While this is a simplification for the holder and the verifier, issuers need to overlook their public closely DID. Accordingly, issuers should regularly check the accuracy and timeliness of their data on the blockchain. This is the only way to ensure that the relevant endpoints can be reached and that issued VCs can be verified.


This study comprises the conceptual design, prototypical implementation, and evaluation of a blockchain-based SSI system that incorporates a set of public and private organizations to verify the tax registration of online retailers. First, the existing processes were analyzed, and the potential for improvement was identified. The paper-based process currently shows significant inefficiencies due to media discontinuities and counterfeiting risks. Second, an SSI solution was proposed that integrates into the existing system landscape and issues VCs to online retailers. They can then use a digital wallet to present their registration and general identity information to the marketplaces. The validity can be checked via a registry on a public blockchain. Communication occurs mostly via a bilateral link between the parties involved (citizens’ office, tax authority, online retailers, and marketplaces) and in the form of VPs. Finally, we extensively evaluated the overall concept and proposed four design principles to develop SSI-based applications.

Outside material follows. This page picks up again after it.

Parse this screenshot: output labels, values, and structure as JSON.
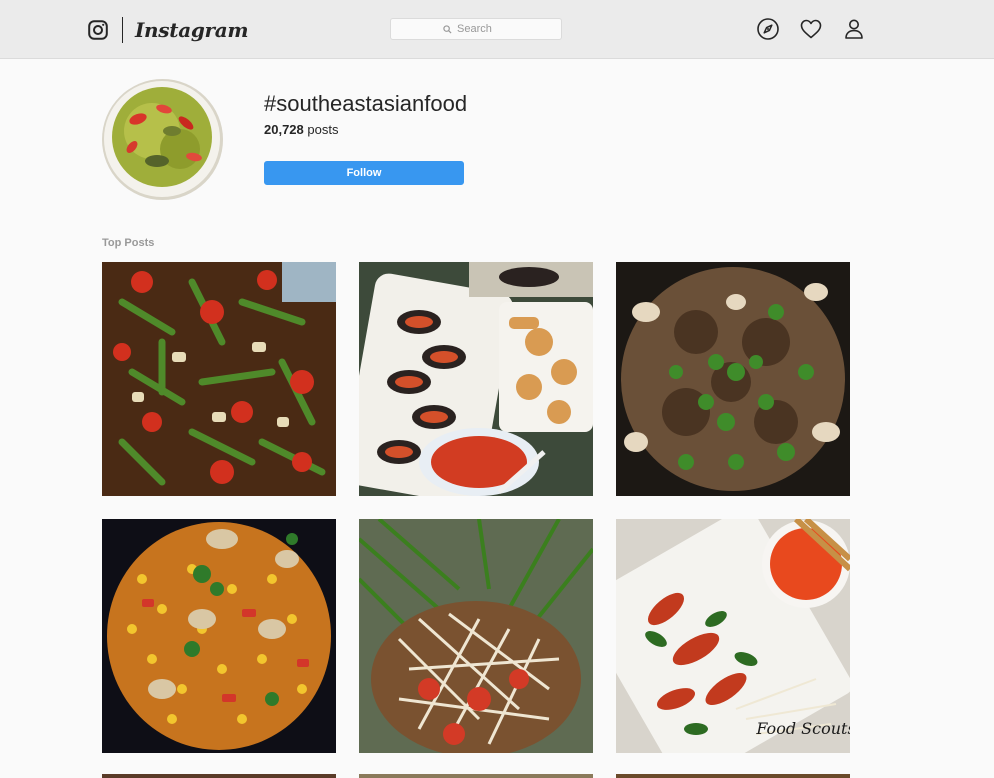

By presenting the artifact, giving insights into the design and development process, evaluating the artifact, and proposing design principles, this paper seeks to make the following contributions. First, we provide practical insights into our design for an improved IdM spanning across various organizations and highlight the underlying decisions that support similar efforts in e-government systems and the public sector. To our best knowledge, this is the first paper describing in detail an SSI system for supporting taxation-related processes in a business-to-business environment, thus demonstrating potential also beyond frequently discussed use cases like university diplomas or driver’s licenses. Abstracting from the given use case, we are convinced that the detailed insights into the processes and technical functionalities will also provide knowledge for the development of similar systems also beyond taxation applications. Second, our evaluation sheds light on the effectiveness of such a system in supporting inter-organizational processes. In particular, we demonstrate the benefits and hurdles of the use of SSI. Finally, we answer the call of Nærland et al. (2017) and Carter and Ubacht (2018) and provide general guidelines that contribute to the design theory of blockchain-based IdM, specifically SSI. We hope that our design principles will ultimately lead to more effective blockchain-based SSI applications.

This study has limitations. The design was carried out in the form of a proof of concept to evaluate the general feasibility. However, the scope of the implementation and the interviewees were limited to the tax authority. We propose involving various stakeholders, including online retailers and marketplaces, to analyze technical, socio-technical, and socio-economic aspects in real conditions, offering opportunities for additional evaluation in future research. Furthermore, our discussion of this study points out the benefits of opening the system to other use cases. However, this idea is only theoretically driven as of now. The combination of issued proofs of different parties and inter-organizational collaboration must be evaluated empirically to demonstrate its real value. This would also allow better use of ZKPs, including anonymous VCs and range proofs, which will be urgently needed to ensure privacy in many applications. Finally, future research should expand on the political, legal, and ethical implications of SSI and the impact of these non-technical factors on the success and adoption of SSI in organizations and institutions.

Despite the aforementioned limitations, this paper shows that blockchain and SSI can benefit public and private organizations alike. The research project demonstrates the applicability and effectiveness of such systems for inter-organizational IdM. Thus, we hope that the results of this paper contribute to an emerging SSI ecosystem.